Podcast

Treating ‘Morally Objectionable’ Patients

James L. Knoll IV, MD, shares insights from his decades in forensic psychiatry, where he has treated some of the criminal justice system’s most difficult and dangerous patients.

PSYCHPEARLS PODCAST

Psychiatrists are not strangers to difficult and even potentially dangerous patients, but James L. Knoll IV, MD, has made these populations one of his specialties. With decades of experience in forensic psychiatry, Knoll takes listeners deep into the US criminal justice system, where he treats both inmates suffering from detention-related psychiatric disorders and an especially challenging group that he has dubbed morally objectionable patients.

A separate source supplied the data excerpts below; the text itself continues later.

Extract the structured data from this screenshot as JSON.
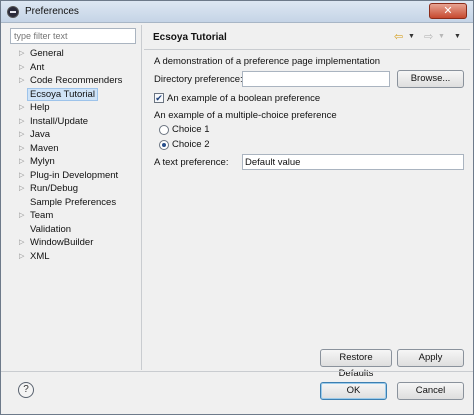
{
  "window": {
    "title": "Preferences",
    "close_label": "✕"
  },
  "filter": {
    "placeholder": "type filter text"
  },
  "tree": {
    "items": [
      {
        "label": "General",
        "expandable": true
      },
      {
        "label": "Ant",
        "expandable": true
      },
      {
        "label": "Code Recommenders",
        "expandable": true
      },
      {
        "label": "Ecsoya Tutorial",
        "expandable": false,
        "selected": true
      },
      {
        "label": "Help",
        "expandable": true
      },
      {
        "label": "Install/Update",
        "expandable": true
      },
      {
        "label": "Java",
        "expandable": true
      },
      {
        "label": "Maven",
        "expandable": true
      },
      {
        "label": "Mylyn",
        "expandable": true
      },
      {
        "label": "Plug-in Development",
        "expandable": true
      },
      {
        "label": "Run/Debug",
        "expandable": true
      },
      {
        "label": "Sample Preferences",
        "expandable": false
      },
      {
        "label": "Team",
        "expandable": true
      },
      {
        "label": "Validation",
        "expandable": false
      },
      {
        "label": "WindowBuilder",
        "expandable": true
      },
      {
        "label": "XML",
        "expandable": true
      }
    ]
  },
  "page": {
    "title": "Ecsoya Tutorial",
    "description": "A demonstration of a preference page implementation",
    "directory_label": "Directory preference:",
    "directory_value": "",
    "browse_label": "Browse...",
    "boolean_label": "An example of a boolean preference",
    "boolean_checked": true,
    "multichoice_label": "An example of a multiple-choice preference",
    "choice1_label": "Choice 1",
    "choice2_label": "Choice 2",
    "selected_choice": "Choice 2",
    "text_label": "A text preference:",
    "text_value": "Default value"
  },
  "buttons": {
    "restore_defaults": "Restore Defaults",
    "apply": "Apply",
    "ok": "OK",
    "cancel": "Cancel",
    "help": "?"
  },
  "icons": {
    "back": "back-arrow-icon",
    "forward": "forward-arrow-icon",
    "menu": "dropdown-icon",
    "help": "help-icon"
  }
}
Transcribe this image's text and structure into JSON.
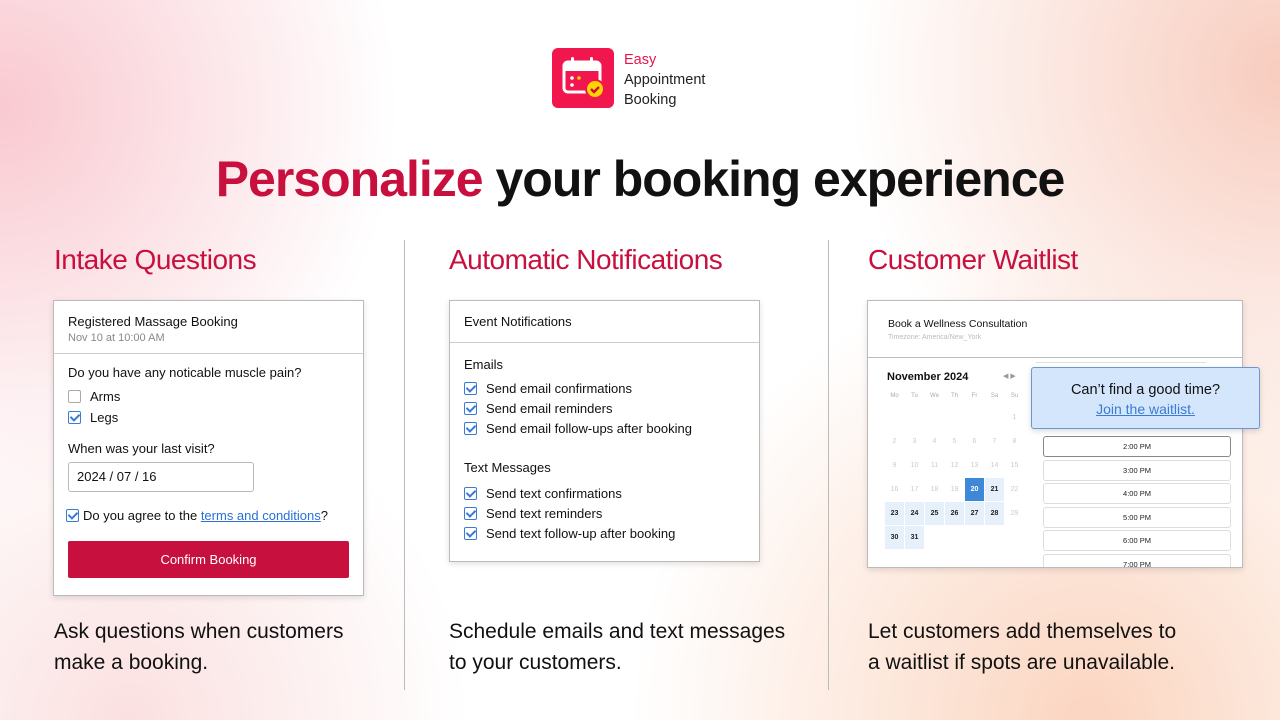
{
  "brand": {
    "line1": "Easy",
    "line2": "Appointment",
    "line3": "Booking",
    "accent": "#f2164f"
  },
  "headline": {
    "highlight": "Personalize",
    "rest": " your booking experience"
  },
  "columns": [
    {
      "title": "Intake Questions",
      "caption1": "Ask questions when customers",
      "caption2": "make a booking."
    },
    {
      "title": "Automatic Notifications",
      "caption1": "Schedule emails and text messages",
      "caption2": "to your customers."
    },
    {
      "title": "Customer Waitlist",
      "caption1": "Let customers add themselves to",
      "caption2": "a waitlist if spots are unavailable."
    }
  ],
  "intake": {
    "title": "Registered Massage Booking",
    "date": "Nov 10 at 10:00 AM",
    "q1": "Do you have any noticable muscle pain?",
    "options": [
      {
        "label": "Arms",
        "checked": false
      },
      {
        "label": "Legs",
        "checked": true
      }
    ],
    "q2": "When was your last visit?",
    "visit_value": "2024 / 07 / 16",
    "agree_prefix": "Do you agree to the ",
    "agree_link": "terms and conditions",
    "agree_suffix": "?",
    "agree_checked": true,
    "confirm": "Confirm Booking"
  },
  "notifications": {
    "title": "Event Notifications",
    "emails_heading": "Emails",
    "emails": [
      "Send email confirmations",
      "Send email reminders",
      "Send email follow-ups after booking"
    ],
    "texts_heading": "Text Messages",
    "texts": [
      "Send text confirmations",
      "Send text reminders",
      "Send text follow-up after booking"
    ]
  },
  "waitlist": {
    "title": "Book a Wellness Consultation",
    "timezone": "Timezone: America/New_York",
    "month": "November 2024",
    "weekdays": [
      "Mo",
      "Tu",
      "We",
      "Th",
      "Fr",
      "Sa",
      "Su"
    ],
    "selected_day": 20,
    "available_days": [
      20,
      21,
      23,
      24,
      25,
      26,
      27,
      28,
      30,
      31
    ],
    "slots": [
      "2:00 PM",
      "3:00 PM",
      "4:00 PM",
      "5:00 PM",
      "6:00 PM",
      "7:00 PM"
    ],
    "popup_title": "Can’t find a good time?",
    "popup_link": "Join the waitlist."
  }
}
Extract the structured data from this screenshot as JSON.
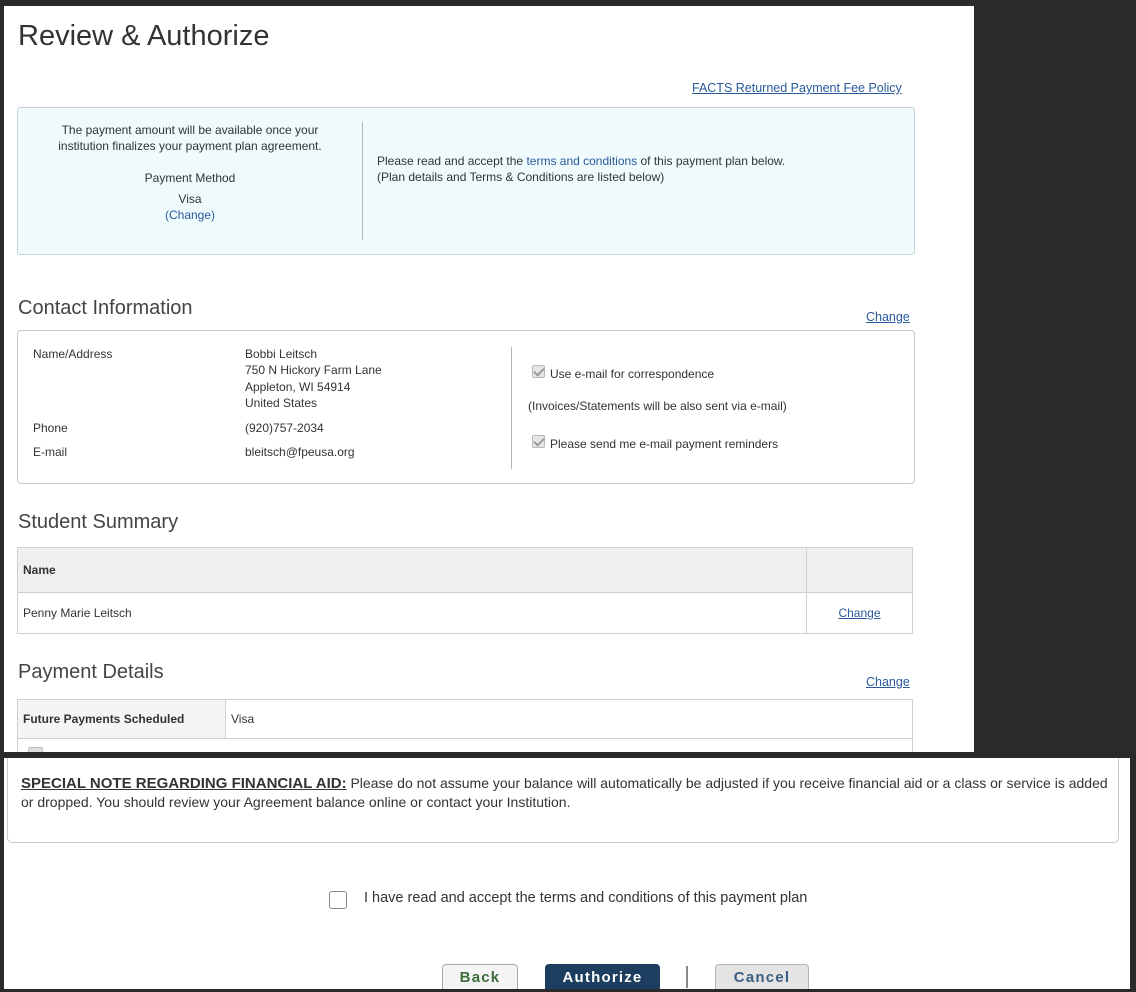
{
  "page": {
    "title": "Review & Authorize",
    "fee_policy_link": "FACTS Returned Payment Fee Policy"
  },
  "info_box": {
    "availability_line1": "The payment amount will be available once your",
    "availability_line2": "institution finalizes your payment plan agreement.",
    "payment_method_label": "Payment Method",
    "payment_method_value": "Visa",
    "change_link": "(Change)",
    "terms_prefix": "Please read and accept the ",
    "terms_link": "terms and conditions",
    "terms_suffix": " of this payment plan below.",
    "terms_line2": "(Plan details and Terms & Conditions are listed below)"
  },
  "contact": {
    "section_title": "Contact Information",
    "change_link": "Change",
    "name_address_label": "Name/Address",
    "name": "Bobbi Leitsch",
    "street": "750 N Hickory Farm Lane",
    "city_state_zip": "Appleton, WI 54914",
    "country": "United States",
    "phone_label": "Phone",
    "phone": "(920)757-2034",
    "email_label": "E-mail",
    "email": "bleitsch@fpeusa.org",
    "use_email_option": "Use e-mail for correspondence",
    "invoices_note": "(Invoices/Statements will be also sent via e-mail)",
    "reminders_option": "Please send me e-mail payment reminders"
  },
  "student_summary": {
    "section_title": "Student Summary",
    "name_header": "Name",
    "student_name": "Penny Marie Leitsch",
    "change_link": "Change"
  },
  "payment_details": {
    "section_title": "Payment Details",
    "change_link": "Change",
    "future_payments_label": "Future Payments Scheduled",
    "future_payments_value": "Visa"
  },
  "financial_aid": {
    "heading": "SPECIAL NOTE REGARDING FINANCIAL AID:",
    "text": " Please do not assume your balance will automatically be adjusted if you receive financial aid or a class or service is added or dropped. You should review your Agreement balance online or contact your Institution."
  },
  "accept": {
    "label": "I have read and accept the terms and conditions of this payment plan"
  },
  "buttons": {
    "back": "Back",
    "authorize": "Authorize",
    "cancel": "Cancel"
  }
}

In this conversation, Psychiatric TimesTM and Knoll cover:

  • What he means by the term morally objectionable patients.
  • How prisons’ strict social hierarchies can contribute to psychiatric illnesses.
  • The high prevalence of bipolar disorder and schizophrenia in corrections—and their potential causes.
  • The different challenges of treating patients in prisons vs jails.
  • Why inmates with psychiatric illnesses end up in the correctional system for longer than those without psychiatric illnesses.
  • The role of mental health courts in improving psychiatric care in the correctional system.
  • The challenges of treating patients who are high in psychopathy or have anti-social personality disorders.

This is the first half of the Psych Pearls podcast with Dr Knoll. Listen to the second half of our interview, in which Knoll talks about how he first became interested in forensic psychiatry (at age 10).

Dr Knoll is professor of psychiatry and director of forensic psychiatry at SUNY Upstate Medical University in Syracuse, New York, and clinical director of Central New York Psychiatric Center in Marcy, New York. He is Emeritus Editor-in-Chief of the Psychiatric TimesTM and President-elect of the American Academy of Psychiatry and the Law (2022-23).